2. When you arrive at your destination, hit up the local natural foods store
…(if there is one) or at least a local grocery store of some kind. If you aren’t staying in a hotel with some sort of fridge option, you may want to purchase a disposable cooler for your room.
• Some easy things to pick up:
– Deli meat (Applegate Farms is one good brand to look for – still checking the ingredients as they vary from type to type)
– Imported chorizo (ingredients should only include pork, salt and spices)
– Canned tuna, canned wild salmon, canned sardines (Whole Foods and Wild Planet are good brands)
– Fresh veggies (note: romaine lettuce makes for good deli meat and veggie wraps)
– Raw nuts and nut butter
– Fresh fruit (berries, apples, kiwi, oranges, grapes, avocado, etc.)
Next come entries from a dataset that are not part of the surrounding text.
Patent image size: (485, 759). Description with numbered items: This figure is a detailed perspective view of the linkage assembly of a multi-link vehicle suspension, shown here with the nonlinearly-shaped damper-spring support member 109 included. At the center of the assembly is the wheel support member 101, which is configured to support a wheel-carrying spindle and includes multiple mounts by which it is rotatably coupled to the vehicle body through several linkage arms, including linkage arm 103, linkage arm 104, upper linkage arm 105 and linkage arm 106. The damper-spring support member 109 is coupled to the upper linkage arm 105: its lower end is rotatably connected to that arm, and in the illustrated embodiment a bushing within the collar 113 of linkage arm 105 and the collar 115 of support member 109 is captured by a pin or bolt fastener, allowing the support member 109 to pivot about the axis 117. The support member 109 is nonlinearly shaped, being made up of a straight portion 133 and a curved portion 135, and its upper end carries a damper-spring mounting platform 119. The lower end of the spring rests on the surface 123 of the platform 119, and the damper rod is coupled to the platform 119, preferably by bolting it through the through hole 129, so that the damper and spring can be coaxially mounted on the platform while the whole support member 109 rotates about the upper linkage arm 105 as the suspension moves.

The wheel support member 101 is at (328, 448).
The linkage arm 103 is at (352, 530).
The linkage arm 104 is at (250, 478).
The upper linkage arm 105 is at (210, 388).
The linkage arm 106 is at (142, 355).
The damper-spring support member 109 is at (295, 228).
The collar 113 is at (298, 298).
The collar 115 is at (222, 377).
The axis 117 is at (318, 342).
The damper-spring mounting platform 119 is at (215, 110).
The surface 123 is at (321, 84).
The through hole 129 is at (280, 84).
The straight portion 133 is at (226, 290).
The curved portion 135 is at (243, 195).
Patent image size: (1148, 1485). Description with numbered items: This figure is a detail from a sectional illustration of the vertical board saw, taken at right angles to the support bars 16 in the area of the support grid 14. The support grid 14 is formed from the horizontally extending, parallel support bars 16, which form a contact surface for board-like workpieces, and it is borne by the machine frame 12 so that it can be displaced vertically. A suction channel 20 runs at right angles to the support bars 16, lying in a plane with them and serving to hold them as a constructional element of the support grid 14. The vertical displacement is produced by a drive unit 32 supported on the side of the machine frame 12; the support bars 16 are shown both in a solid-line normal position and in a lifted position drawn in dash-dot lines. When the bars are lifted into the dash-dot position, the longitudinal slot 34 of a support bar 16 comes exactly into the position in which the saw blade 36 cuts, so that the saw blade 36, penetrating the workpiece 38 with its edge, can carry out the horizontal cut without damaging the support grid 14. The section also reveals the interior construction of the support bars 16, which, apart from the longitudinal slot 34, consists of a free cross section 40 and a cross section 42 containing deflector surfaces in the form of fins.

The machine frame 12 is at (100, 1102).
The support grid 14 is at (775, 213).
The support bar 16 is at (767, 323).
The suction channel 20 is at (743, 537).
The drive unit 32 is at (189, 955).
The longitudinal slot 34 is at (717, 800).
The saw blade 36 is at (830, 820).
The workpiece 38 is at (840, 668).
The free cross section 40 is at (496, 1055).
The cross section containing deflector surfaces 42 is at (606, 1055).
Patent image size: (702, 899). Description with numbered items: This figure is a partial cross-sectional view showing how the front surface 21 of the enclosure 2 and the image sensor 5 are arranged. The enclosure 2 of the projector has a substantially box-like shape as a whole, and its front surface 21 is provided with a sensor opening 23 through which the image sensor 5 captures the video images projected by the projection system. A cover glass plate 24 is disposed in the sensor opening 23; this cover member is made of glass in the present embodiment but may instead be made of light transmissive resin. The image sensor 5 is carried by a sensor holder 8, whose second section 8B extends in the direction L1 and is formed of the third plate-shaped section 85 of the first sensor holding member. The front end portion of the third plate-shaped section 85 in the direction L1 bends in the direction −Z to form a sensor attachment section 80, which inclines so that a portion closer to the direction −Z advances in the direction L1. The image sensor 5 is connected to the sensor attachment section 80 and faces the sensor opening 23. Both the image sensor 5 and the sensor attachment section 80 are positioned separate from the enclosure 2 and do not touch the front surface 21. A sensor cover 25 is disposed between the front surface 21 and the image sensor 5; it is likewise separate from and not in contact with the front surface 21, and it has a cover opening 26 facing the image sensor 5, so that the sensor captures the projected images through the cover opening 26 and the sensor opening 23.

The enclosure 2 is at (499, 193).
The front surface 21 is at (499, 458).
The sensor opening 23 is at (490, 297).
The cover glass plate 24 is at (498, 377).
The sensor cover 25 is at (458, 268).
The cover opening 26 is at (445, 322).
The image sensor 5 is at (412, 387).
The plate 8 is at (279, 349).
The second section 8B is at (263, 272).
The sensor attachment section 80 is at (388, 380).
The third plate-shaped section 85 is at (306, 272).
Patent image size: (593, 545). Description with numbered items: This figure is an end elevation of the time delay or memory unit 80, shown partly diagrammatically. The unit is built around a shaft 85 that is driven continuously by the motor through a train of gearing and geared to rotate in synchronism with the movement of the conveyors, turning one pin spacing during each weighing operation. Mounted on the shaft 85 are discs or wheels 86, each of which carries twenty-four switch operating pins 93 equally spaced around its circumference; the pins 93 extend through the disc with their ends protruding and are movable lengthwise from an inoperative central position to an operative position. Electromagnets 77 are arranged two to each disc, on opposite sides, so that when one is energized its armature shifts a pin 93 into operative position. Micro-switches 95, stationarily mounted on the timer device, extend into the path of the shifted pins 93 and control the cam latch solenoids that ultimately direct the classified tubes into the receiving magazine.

– Canned sweet potato, butternut squash or pumpkin
– Mini bottle of dish soap and a mini sponge
– Recyclable paper plates (if you didn’t bring your own)
– Roll of paper towels
3. It’s also important not to stress about perfect balance on the road.
If you can’t get a great source of veggies at one meal, don’t worry, another opportunity will pop up where you will. If you don’t eat the same amount of protein as you usually do in a given day (maybe you can’t find good sources, etc.), no stress, you can make up for it later. And when you simply can’t find any good options around you, practice intermittent fasting. Those of you who have been eating paleo for awhile, and are fat-adapted, will probably manage this technique just fine. If you are a first-time paleo-ite, it might be harder as your body is used to relying on carbohydrate for fuel and will feel more hungry more often without food.
4. Remember that traveling doesn’t automatically justify poor choices.
Do the best you can given the situation, but it’s not a free-pass to sabotage your nutrition. It can be a fun challenge to plan ahead, seek out good options, and maintain your habits as best as possible so that you feel great on your trip and can jump right back into your normal routine upon your return.
5. Here are a couple apps you might find useful – for those of you with an iPhone:
• Healthy Out
– Smart phones can help you out when you are in a new area. For example, if you search “grass-fed” burgers, it will help you locate restaurants that offer such an option.
For those of you who travel, what are some of your strategies?